Wie es soweit kam? Vor zwei Wochen: Die rote Zora trennt sich von ihrem Freund und zieht bei mir ein. Gestern, 20.30: Die rote Zora kommt von der Ikea, sucht ihren Geldbeutel, hat die Karre auf den Fussgängerstreifen gestellt und muss 120 Franken Busse bezahlen. 21.00 Uhr: Die rote Zora bringt das Auto zurück und holt ihr Fahrrad. 23.00 Uhr: Die Zora ist wieder da. Wir kommen auf die super Idee, dass wir meinen Schrank noch heute aus dem Zimmer auf den Balkon schaffen könnten. Ein guter Schrank, massiv, schwer, und scheisskompliziert auseinanderzunehmen. Also, wir starten einen ersten Versuch, den Schrank als ganzes Stück durchs Fenster auf den Balkon zu hieven. Obwohl, im Nachhinein betrachtet, völlig verblödete Idee. Die Zora und ich merken es, als der Schrank in unserem Flur liegt und sich nicht mehr bewegen lässt. Also doch auseinanderschrauben, und dies nachts um 23.45 Uhr.
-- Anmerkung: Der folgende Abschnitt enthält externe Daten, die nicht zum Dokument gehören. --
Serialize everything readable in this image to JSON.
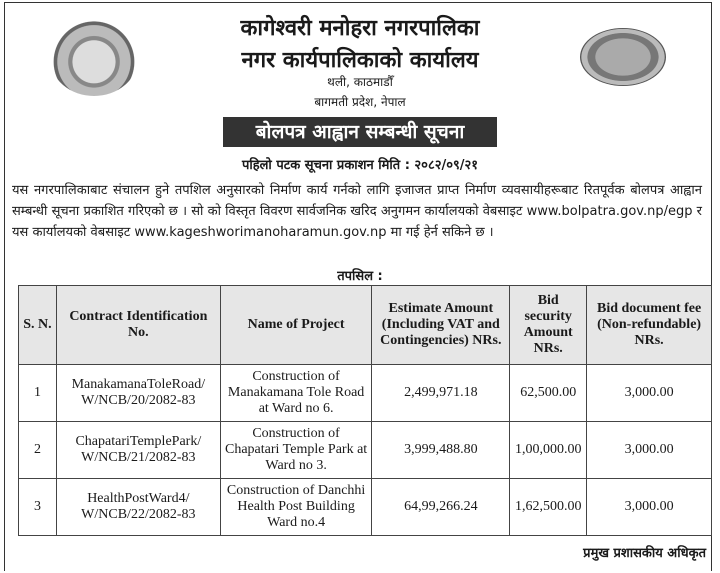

00.00 Uhr, heute: Wir kriegen die Schubladen nicht raus. Also reissen. Wham! Das Kugellager rollt quer durch den Flur. Mist. Langsam lässt sich der Schrank zerteilen und in einzelnen Stücken auf den Balkon schaffen. 00.30 Uhr: Pause. Ein Glas Wasser. Dann wieder auf den Balkon und versuchen, den Schrank wieder zusammenzubauen. Zuerst total planlos. Mal ein bisschen was anschrauben, dann wieder etwas wegschrauben, da wir irgendwo ein Zwischenstück vergessen haben. 00.45: Wir sitzen im warmen Wohnzimmer und versuchen, das Kugellager wieder in die Schubladenschiene zu schieben. Dann wieder raus auf den Balkon. Mist, das ganze Kugellager rollt wieder davon. Diesmal verteilt es sich auf dem Balkon. Um 1.00 Uhr morgens steht schliesslich ein halber Schrank draussen auf dem Balkon.
Die rote Zora und ich sitzen im Flur und überlegen uns krampfhaft, wie um alles in der Welt wir am folgenden Tag am Schneeschuhtag vom Bau teilnehmen sollen, am Abend in die Ikea brausen, Zeugs einladen, wieder nach Hause fahren und weiter basteln könnten. Nö, keine Chance. Der Schneeschuhtag muss weg. Also muss die rote Zora einen Nervenzusammenbruch vortäuschen, ich muss mich um sie kümmern und das alles mitten in der Nacht, damit wir keinen Schlaf kriegen können und deshalb nicht bei Regen im Schnee herumwatscheln können.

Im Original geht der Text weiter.